Part 1 | Part 2 | Part 3 | Part 4 | Part 5
Overview
This post will pick up where the left part 3 begins by describing Receive Packet Steering (RPS), what it is and how to set up, followed by a review the network stack describing how packets are processed according to RPS parameters, packet backlog queue, the beginning of the IP layer, and netfilter.
Receive Packet Steering
We have seen that the device drivers register NAPI polling instances. Each instance NAPI poller runs in the context of a kernel thread called softirq which there is a per CPU. The core CPU thread for the hardware interrupt handler runs on is awake / designed for use in the hardware interrupt handler.
Thus, one CPU processes the interrupt hardware and polls the network layer to process the incoming data.
Some NPI supports multiple queues at the hardware level. This means that incoming packets can be DMA'd to separate receive rings, each ring having received its own hardware interrupt is delivered to indicate the data is available. Each of these hardware interrupts would plan NAPI polling instances to run on each of the associated processors.
This allows multiple processors to handle hardware interrupts and poll the network layer.
Receive Packet Steering (RPS) is a software implementation of hardware enable NPI multi-queue. It allows multiple processors to handle incoming packets, even if the network adapter supports a single queue to get into the hardware.
RPS works by generating a hash for incoming data to determine which CPU must process the data. The data is then queued to the per-CPU receiving network backlog to deal with. An inter-processor interrupt is delivered to the CPU owns the backlog. This will restart the processing of the backlog by the remote CPU if it is not currently processing packets.
netif_receive_skb
will either continue to send data over the network to the network stack, or rely on RPS for treatment on another CPU.
RPS set
RPS to work it must be enabled in the kernel configuration (it's on Ubuntu 3.13.0 for Linux kernel), and a bit mask describing the processors must treat packets to an interface and rx given queue.

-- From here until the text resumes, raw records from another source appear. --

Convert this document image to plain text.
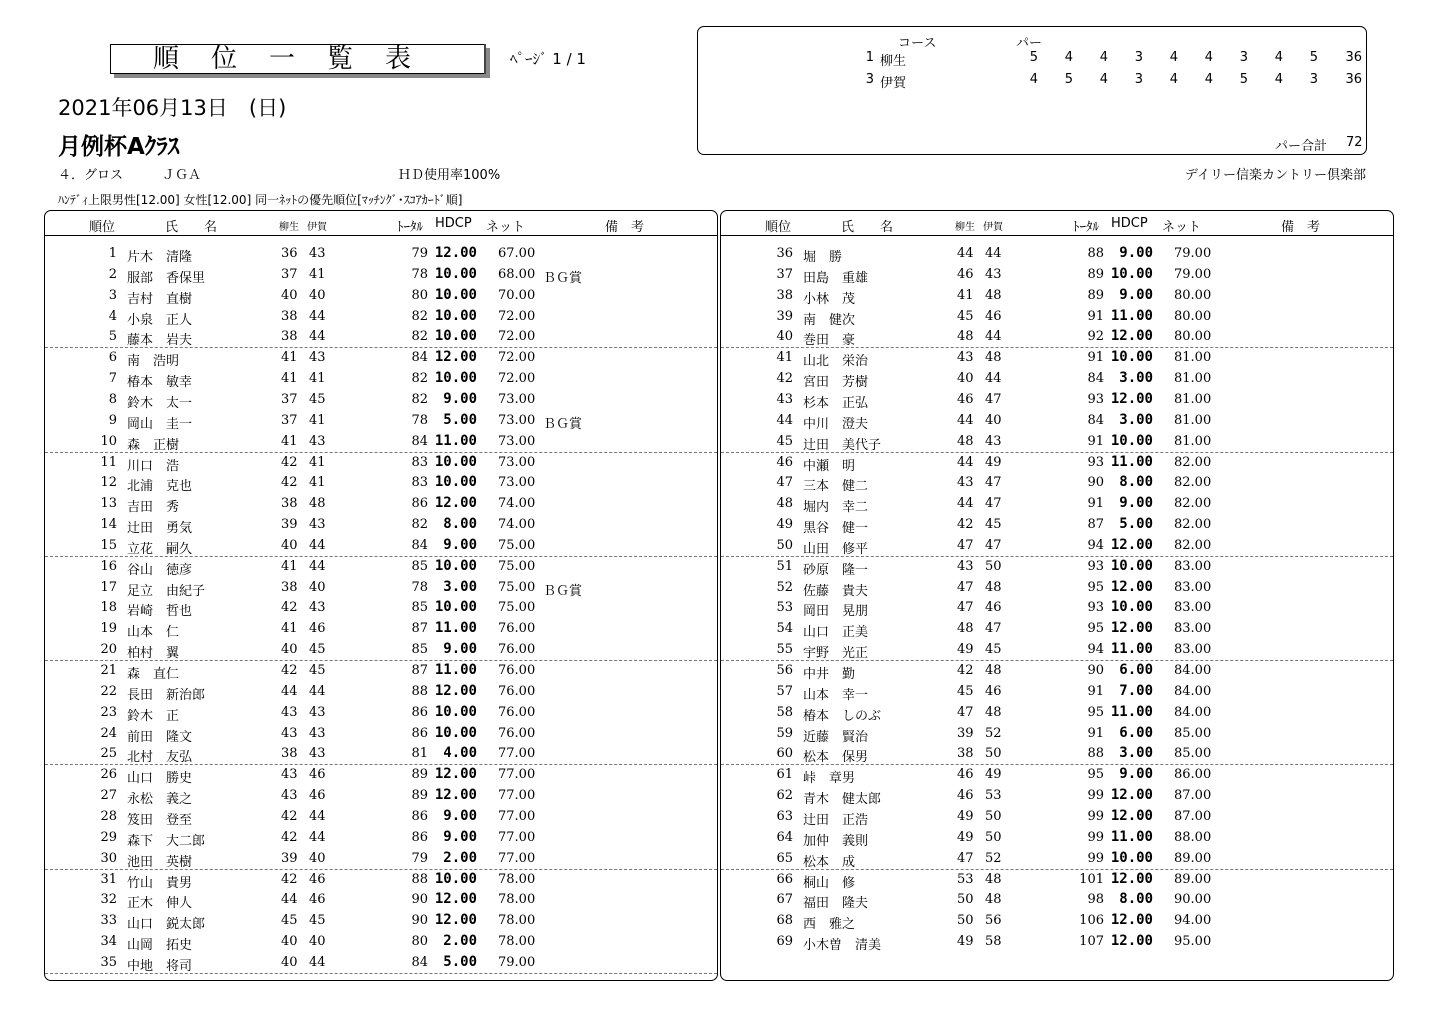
順位一覧表	ﾍﾟｰｼﾞ 1 / 1
2021年06月13日　(日)
月例杯Aｸﾗｽ
４．グロス　　　ＪＧＡ	ＨＤ使用率100%	デイリー信楽カントリー倶楽部
ﾊﾝﾃﾞｨ上限男性[12.00] 女性[12.00] 同一ﾈｯﾄの優先順位[ﾏｯﾁﾝｸﾞ･ｽｺｱｶｰﾄﾞ順]
コース	パー
1 柳生	5	4	4	3	4	4	3	4	5	36
3 伊賀	4	5	4	3	4	4	5	4	3	36
パー合計 72
順位	氏　　名	柳生 伊賀	ﾄｰﾀﾙ HDCP ネット	備　考
1 片木　清隆	36 43	79 12.00 67.00
2 服部　香保里	37 41	78 10.00 68.00 ＢＧ賞
3 吉村　直樹	40 40	80 10.00 70.00
4 小泉　正人	38 44	82 10.00 72.00
5 藤本　岩夫	38 44	82 10.00 72.00
6 南　浩明	41 43	84 12.00 72.00
7 椿本　敏幸	41 41	82 10.00 72.00
8 鈴木　太一	37 45	82	9.00 73.00
9 岡山　圭一	37 41	78	5.00 73.00 ＢＧ賞
10 森　正樹	41 43	84 11.00 73.00
11 川口　浩	42 41	83 10.00 73.00
12 北浦　克也	42 41	83 10.00 73.00
13 吉田　秀	38 48	86 12.00 74.00
14 辻田　勇気	39 43	82	8.00 74.00
15 立花　嗣久	40 44	84	9.00 75.00
16 谷山　徳彦	41 44	85 10.00 75.00
17 足立　由紀子	38 40	78	3.00 75.00 ＢＧ賞
18 岩崎　哲也	42 43	85 10.00 75.00
19 山本　仁	41 46	87 11.00 76.00
20 柏村　翼	40 45	85	9.00 76.00
21 森　直仁	42 45	87 11.00 76.00
22 長田　新治郎	44 44	88 12.00 76.00
23 鈴木　正	43 43	86 10.00 76.00
24 前田　隆文	43 43	86 10.00 76.00
25 北村　友弘	38 43	81	4.00 77.00
26 山口　勝史	43 46	89 12.00 77.00
27 永松　義之	43 46	89 12.00 77.00
28 笈田　登至	42 44	86	9.00 77.00
29 森下　大二郎	42 44	86	9.00 77.00
30 池田　英樹	39 40	79	2.00 77.00
31 竹山　貴男	42 46	88 10.00 78.00
32 正木　伸人	44 46	90 12.00 78.00
33 山口　鋭太郎	45 45	90 12.00 78.00
34 山岡　拓史	40 40	80	2.00 78.00
35 中地　将司	40 44	84	5.00 79.00
順位	氏　　名	柳生 伊賀	ﾄｰﾀﾙ HDCP ネット	備　考
36 堀　勝	44 44	88	9.00 79.00
37 田島　重雄	46 43	89 10.00 79.00
38 小林　茂	41 48	89	9.00 80.00
39 南　健次	45 46	91 11.00 80.00
40 巻田　豪	48 44	92 12.00 80.00
41 山北　栄治	43 48	91 10.00 81.00
42 宮田　芳樹	40 44	84	3.00 81.00
43 杉本　正弘	46 47	93 12.00 81.00
44 中川　澄夫	44 40	84	3.00 81.00
45 辻田　美代子	48 43	91 10.00 81.00
46 中瀬　明	44 49	93 11.00 82.00
47 三本　健二	43 47	90	8.00 82.00
48 堀内　幸二	44 47	91	9.00 82.00
49 黒谷　健一	42 45	87	5.00 82.00
50 山田　修平	47 47	94 12.00 82.00
51 砂原　隆一	43 50	93 10.00 83.00
52 佐藤　貴夫	47 48	95 12.00 83.00
53 岡田　晃朋	47 46	93 10.00 83.00
54 山口　正美	48 47	95 12.00 83.00
55 宇野　光正	49 45	94 11.00 83.00
56 中井　勤	42 48	90	6.00 84.00
57 山本　幸一	45 46	91	7.00 84.00
58 椿本　しのぶ	47 48	95 11.00 84.00
59 近藤　賢治	39 52	91	6.00 85.00
60 松本　保男	38 50	88	3.00 85.00
61 峠　章男	46 49	95	9.00 86.00
62 青木　健太郎	46 53	99 12.00 87.00
63 辻田　正浩	49 50	99 12.00 87.00
64 加仲　義則	49 50	99 11.00 88.00
65 松本　成	47 52	99 10.00 89.00
66 桐山　修	53 48	101 12.00 89.00
67 福田　隆夫	50 48	98	8.00 90.00
68 西　雅之	50 56	106 12.00 94.00
69 小木曽　清美	49 58	107 12.00 95.00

The bit masks to modify are in / sys / class / net / DEVICE_NAME / files / tail / rps_cpus
.
So, for eth0, and receive queue 0, you must change: / sys / class / net / eth0 / files / rx-0 / rps_cpus
with a hexadecimal number indicating which processor should process packets eth0 receive queue 0.
Back to netif_receive_skb
.
netif_receive_skb
to recall netif_receive_skb function
is called from napi_skb_finish
in the context of softirq the poller NAPI recorded by the device driver.
netif_receive_skb
will either attempt to use RPS (as described above) or keep sending data to the network stack
Let consider to first the second path: .. sending data until the battery if RPS is off
netif_receive_skb
without RPS
netif_receive_skb
calls __ netif_receive_skb
who did some accounting before calling __ netif_receive_skb_core
to move the data along to the network stack to the protocol levels.
__ netif_receive_skb_core
This function changes the skb to the protocol layer in this piece of code (net / core / dev.c: 3628):
skb- type => Protocol; list_for_each_entry_rcu (ptype, & ptype_base [ntohs(type) & PTYPE_HASH_MASK], list) {if (ptype-> type == type && (ptype-> dev == || null_or_dev ptype-> dev skb- ==> || dev ptype-> = dev orig_dev =)) {if (pt_prev) ret = deliver_skb (skb, pt_prev, orig_dev); pt_prev = ptype; }}
We'll look at exactly how this code provides data to the protocol layer below, but first, let's see what happens when RPS is on.
netif_receive_skb
RPS
RPS If enabled, netif_receive_skb
calculate that the CPU's backlog, he must queue data. It does this by using get_rps_cpu
(defined in net / core / dev.c: 2980)
int cpu = get_rps_cpu (skb-> dev, skb, & rflow); if (cpu> = 0) {ret = enqueue_to_backlog (skb, cpu, & rflow-> last_qtail); rcu_read_unlock (); return ret; }
enqueue_to_backlog
This function first get a pointer to softnet_data
structure of the remote CPU that contains a pointer to a poller NAPI.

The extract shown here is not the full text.